The United States welcomes the Diet's decision to make available a significant amount of public funds to strengthen Japan's banks — provided that these funds are used forcefully and with appropriate conditions. But in light of the depth of its recession, we believe it would also be appropriate and beneficial if Japan were to make greater use of the tools of tax cuts and new spending to inject a still stronger fiscal stimulus into the economy
A bold, pro-growth strategy by the leading nations of the world is simply essential if we are to steer the world safely beyond the stormy seas of this global crisis and into the swift and sure current of global economic growth. There is no higher priority for the United States, and I believe we must seize this moment and make it happen.
Transatlantic Business Dialogue, Charlotte Conference
Charlotte, North Carolina
November 6, 1998
Cars have freed the American spirit, and given us the chance to chase our dreams.
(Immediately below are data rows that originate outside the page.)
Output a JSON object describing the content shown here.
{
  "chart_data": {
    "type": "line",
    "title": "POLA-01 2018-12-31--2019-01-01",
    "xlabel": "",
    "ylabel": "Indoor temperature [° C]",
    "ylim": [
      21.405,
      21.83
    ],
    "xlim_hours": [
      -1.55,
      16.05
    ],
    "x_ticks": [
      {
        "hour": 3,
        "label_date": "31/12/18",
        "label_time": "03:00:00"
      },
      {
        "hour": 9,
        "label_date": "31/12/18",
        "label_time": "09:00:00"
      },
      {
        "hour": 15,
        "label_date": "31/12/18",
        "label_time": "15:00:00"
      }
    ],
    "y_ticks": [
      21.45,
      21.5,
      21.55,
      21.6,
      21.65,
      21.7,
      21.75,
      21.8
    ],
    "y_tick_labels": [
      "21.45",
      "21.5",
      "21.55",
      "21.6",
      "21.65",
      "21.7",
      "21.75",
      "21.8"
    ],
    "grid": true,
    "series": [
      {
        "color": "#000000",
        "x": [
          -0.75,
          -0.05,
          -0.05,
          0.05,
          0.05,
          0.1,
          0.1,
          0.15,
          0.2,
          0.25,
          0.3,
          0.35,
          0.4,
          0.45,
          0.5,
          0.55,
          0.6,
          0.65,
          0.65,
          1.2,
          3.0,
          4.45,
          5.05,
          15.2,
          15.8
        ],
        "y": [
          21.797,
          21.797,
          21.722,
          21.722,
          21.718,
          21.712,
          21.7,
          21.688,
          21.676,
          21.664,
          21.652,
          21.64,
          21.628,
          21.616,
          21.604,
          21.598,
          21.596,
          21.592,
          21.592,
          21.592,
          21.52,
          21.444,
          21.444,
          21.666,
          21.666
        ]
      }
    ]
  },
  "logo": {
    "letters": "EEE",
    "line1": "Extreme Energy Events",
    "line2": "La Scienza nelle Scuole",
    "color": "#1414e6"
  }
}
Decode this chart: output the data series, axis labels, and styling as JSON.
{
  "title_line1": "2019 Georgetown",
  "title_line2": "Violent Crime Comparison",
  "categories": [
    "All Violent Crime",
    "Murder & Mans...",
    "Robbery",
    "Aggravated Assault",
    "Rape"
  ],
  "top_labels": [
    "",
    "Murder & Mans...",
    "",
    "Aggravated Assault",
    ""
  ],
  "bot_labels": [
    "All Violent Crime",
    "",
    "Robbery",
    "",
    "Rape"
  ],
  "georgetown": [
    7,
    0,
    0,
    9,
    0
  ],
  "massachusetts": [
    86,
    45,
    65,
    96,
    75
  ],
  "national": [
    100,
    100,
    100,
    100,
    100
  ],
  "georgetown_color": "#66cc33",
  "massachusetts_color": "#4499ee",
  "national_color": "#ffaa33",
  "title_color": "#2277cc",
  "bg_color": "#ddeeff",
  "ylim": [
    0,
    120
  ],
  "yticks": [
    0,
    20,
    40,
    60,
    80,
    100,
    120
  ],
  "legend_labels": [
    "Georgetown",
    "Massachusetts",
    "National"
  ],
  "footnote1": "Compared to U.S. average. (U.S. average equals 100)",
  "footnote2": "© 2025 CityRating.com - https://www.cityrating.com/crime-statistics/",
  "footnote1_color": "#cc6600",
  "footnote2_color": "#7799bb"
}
To quote E. B. White, "Everything in life is somewhere else, and you get there in a car."
Economic Club of Detroit
May 8, 1998
Sometimes truth is even stranger than fiction. One of the most bizarre and disturbing consequences of this considerable shipment of waste is the appearance of a new environmental threat called back-hauling. Truckers take loads of chemical waste and garbage in one direction, and food and bulk liquids (like fruit juice) in the opposite direction — in the same containers. In a lengthy report, the Seattle Post-Intelligencer found hundreds of examples of food being carried in containers that had been filled with hazardous waste on the first leg of the journey. Although the trucks were typically washed between loads, the drivers (at some threat to their jobs) described lax inspections, totally inadequate washouts, and the use of liquid deodorizers, themselves dangerous, to mask leftover chemical smells. In 1990, Senators Jim Exon, Slade Gorton, and I joined with Congressman Bill Clinger to pass legislation prohibiting this practice.
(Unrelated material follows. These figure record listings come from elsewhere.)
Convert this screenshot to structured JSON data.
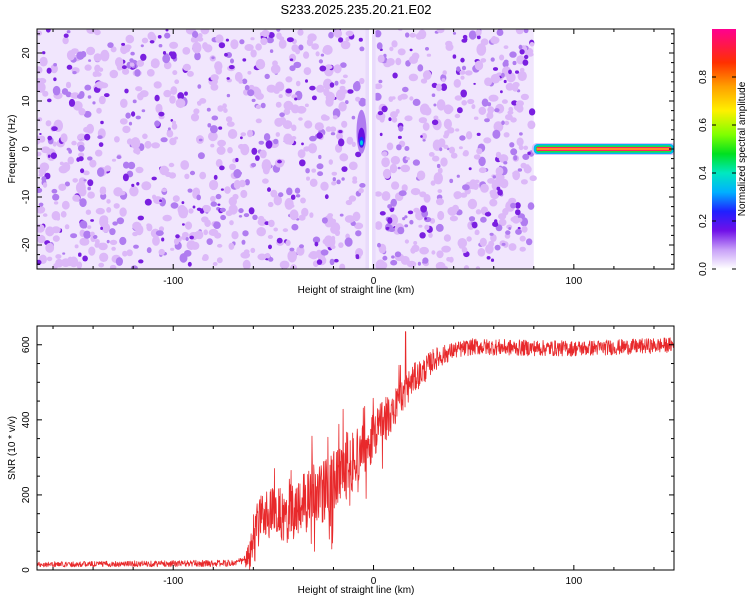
{
  "title": "S233.2025.235.20.21.E02",
  "chart_data": [
    {
      "type": "heatmap",
      "xlabel": "Height of straight line (km)",
      "ylabel": "Frequency (Hz)",
      "xlim": [
        -168,
        150
      ],
      "ylim": [
        -25,
        25
      ],
      "xticks": [
        -100,
        0,
        100
      ],
      "yticks": [
        -20,
        -10,
        0,
        10,
        20
      ],
      "colorbar": {
        "label": "Normalized spectral amplitude",
        "range": [
          0,
          1
        ],
        "ticks": [
          0.0,
          0.2,
          0.4,
          0.6,
          0.8
        ]
      },
      "features": {
        "noise_region_x": [
          -168,
          80
        ],
        "gap_x": -1.5,
        "blob_x": -6,
        "blob_y": 1.5,
        "carrier_x": [
          80,
          150
        ],
        "carrier_freq": 0,
        "carrier_amplitude": 0.95
      },
      "colors": {
        "noise_light": "#dcb8f8",
        "noise_mid": "#b07cf0",
        "noise_dark": "#7a1fe0"
      }
    },
    {
      "type": "line",
      "xlabel": "Height of straight line (km)",
      "ylabel": "SNR (10 * v/v)",
      "xlim": [
        -168,
        150
      ],
      "ylim": [
        0,
        650
      ],
      "xticks": [
        -100,
        0,
        100
      ],
      "yticks": [
        0,
        200,
        400,
        600
      ],
      "color": "#e8292b",
      "anchors": {
        "x": [
          -168,
          -70,
          -62,
          -58,
          -55,
          -50,
          -45,
          -40,
          -35,
          -30,
          -25,
          -20,
          -15,
          -10,
          -5,
          0,
          5,
          10,
          15,
          20,
          25,
          30,
          40,
          50,
          70,
          100,
          130,
          150
        ],
        "y": [
          15,
          18,
          30,
          120,
          160,
          150,
          140,
          160,
          190,
          200,
          210,
          230,
          260,
          290,
          320,
          360,
          390,
          430,
          470,
          510,
          530,
          560,
          585,
          595,
          592,
          590,
          595,
          600
        ]
      },
      "noise_amplitude": {
        "x": [
          -168,
          -65,
          -60,
          -20,
          0,
          20,
          40,
          150
        ],
        "a": [
          7,
          9,
          70,
          85,
          70,
          40,
          22,
          20
        ]
      },
      "max_point": {
        "x": 16,
        "y": 635
      }
    }
  ]
}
But no legislation, by itself, can stop the underlying problem. When one means of disposal is prohibited, the practice continues underground or a new method is found. And what used to be considered unthinkable becomes commonplace because of the incredible pressure from the mounting volumes of waste.
Earth in the Balance
Houghton Mifflin Company, 1992
Here are some of the steps we are taking to fulfill our vision, and build a twenty-first century government. Balancing the budget is the first step — not because it's a totem to worship, but because after decades of sheer fiscal recklessness, we Americans need to reaffirm our capacity for self-discipline, our competence in the art of self-government, our ability to control our own destiny and redeem the promise of representative democracy.
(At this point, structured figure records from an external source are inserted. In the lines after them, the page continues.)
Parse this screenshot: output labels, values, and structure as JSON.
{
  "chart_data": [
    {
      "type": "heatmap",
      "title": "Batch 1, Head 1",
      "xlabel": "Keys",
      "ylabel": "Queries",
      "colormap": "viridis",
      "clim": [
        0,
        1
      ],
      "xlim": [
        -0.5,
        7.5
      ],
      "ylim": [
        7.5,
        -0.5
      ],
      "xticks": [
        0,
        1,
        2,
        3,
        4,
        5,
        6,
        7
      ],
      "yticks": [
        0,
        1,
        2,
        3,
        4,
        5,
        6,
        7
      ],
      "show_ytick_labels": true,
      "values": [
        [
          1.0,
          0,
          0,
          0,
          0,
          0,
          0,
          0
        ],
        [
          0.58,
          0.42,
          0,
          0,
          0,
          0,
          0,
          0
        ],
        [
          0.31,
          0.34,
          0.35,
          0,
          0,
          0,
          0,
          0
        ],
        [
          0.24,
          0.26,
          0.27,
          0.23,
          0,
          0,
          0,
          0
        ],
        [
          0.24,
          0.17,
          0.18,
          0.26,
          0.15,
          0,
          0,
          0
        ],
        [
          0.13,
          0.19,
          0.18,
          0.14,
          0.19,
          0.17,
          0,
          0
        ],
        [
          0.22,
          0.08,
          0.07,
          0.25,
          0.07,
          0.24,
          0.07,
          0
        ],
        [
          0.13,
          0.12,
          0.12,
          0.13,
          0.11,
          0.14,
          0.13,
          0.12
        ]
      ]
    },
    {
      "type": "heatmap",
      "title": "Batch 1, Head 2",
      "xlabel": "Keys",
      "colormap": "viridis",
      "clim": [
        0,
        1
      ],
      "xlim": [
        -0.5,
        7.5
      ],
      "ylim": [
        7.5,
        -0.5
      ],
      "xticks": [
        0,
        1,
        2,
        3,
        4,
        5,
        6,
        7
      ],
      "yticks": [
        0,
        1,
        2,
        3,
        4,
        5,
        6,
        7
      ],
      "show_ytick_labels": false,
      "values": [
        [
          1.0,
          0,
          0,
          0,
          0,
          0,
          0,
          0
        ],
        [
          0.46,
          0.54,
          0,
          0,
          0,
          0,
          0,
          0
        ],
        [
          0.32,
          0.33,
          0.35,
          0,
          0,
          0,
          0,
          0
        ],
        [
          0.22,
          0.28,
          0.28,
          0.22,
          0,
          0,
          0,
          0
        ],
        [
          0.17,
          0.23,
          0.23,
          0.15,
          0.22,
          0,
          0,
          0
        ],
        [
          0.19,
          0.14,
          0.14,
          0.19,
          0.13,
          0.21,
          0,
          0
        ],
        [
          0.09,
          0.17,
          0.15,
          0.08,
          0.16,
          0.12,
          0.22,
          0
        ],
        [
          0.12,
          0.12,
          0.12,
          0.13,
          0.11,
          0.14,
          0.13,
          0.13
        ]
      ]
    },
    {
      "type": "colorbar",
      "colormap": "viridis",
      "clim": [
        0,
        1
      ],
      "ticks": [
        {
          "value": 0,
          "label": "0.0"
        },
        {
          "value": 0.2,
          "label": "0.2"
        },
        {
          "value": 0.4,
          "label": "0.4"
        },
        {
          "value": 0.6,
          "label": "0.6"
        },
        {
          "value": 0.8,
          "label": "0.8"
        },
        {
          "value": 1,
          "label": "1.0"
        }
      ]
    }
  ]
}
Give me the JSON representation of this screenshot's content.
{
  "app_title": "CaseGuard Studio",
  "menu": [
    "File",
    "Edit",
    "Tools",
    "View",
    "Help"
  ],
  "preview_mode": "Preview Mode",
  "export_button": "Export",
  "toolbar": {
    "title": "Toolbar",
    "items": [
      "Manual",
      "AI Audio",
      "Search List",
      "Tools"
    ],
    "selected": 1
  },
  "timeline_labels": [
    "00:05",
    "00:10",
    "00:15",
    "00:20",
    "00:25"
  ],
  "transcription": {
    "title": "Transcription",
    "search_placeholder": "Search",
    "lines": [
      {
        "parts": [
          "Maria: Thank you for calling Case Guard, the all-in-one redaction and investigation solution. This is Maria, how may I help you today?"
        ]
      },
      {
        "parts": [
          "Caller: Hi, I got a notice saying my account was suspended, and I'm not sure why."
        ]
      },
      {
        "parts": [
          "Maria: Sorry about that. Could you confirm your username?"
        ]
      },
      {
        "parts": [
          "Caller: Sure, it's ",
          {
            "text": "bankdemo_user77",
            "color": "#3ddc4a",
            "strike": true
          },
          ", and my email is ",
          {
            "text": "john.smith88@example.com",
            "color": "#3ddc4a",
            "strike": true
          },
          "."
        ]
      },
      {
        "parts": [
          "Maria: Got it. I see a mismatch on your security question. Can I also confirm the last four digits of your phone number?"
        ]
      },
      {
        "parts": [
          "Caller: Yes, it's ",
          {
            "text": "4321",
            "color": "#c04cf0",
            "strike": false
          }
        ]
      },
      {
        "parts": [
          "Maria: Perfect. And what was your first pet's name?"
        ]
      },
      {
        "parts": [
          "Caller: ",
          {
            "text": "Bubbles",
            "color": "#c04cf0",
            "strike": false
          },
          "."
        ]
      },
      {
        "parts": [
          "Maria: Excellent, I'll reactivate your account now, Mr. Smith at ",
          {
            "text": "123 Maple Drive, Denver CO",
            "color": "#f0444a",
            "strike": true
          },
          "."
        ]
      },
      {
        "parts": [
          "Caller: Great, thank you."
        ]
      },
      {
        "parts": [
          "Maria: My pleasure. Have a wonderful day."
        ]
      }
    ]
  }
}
You think that's not an important signal to send?
Forget the gold standard — the new economy operates on the information standard. Financial markets around the world make decisions about a government's fiscal policies every day through millions of transactions. If investors think you're playing games with the budget, interest rates climb almost instantly. The future implications of policy changes are judged and acted upon in the present, so reducing the deficit is the most potent way of keeping interest rates in check and freeing capital for new enterprises. Every year the budget is out of balance, our national debt increases. Every dollar we waste through the budget deficit is a dollar that could have been spent preparing this country for the twenty-first century. We can simply no longer afford policies based on secondhand smoke and rearview mirrors.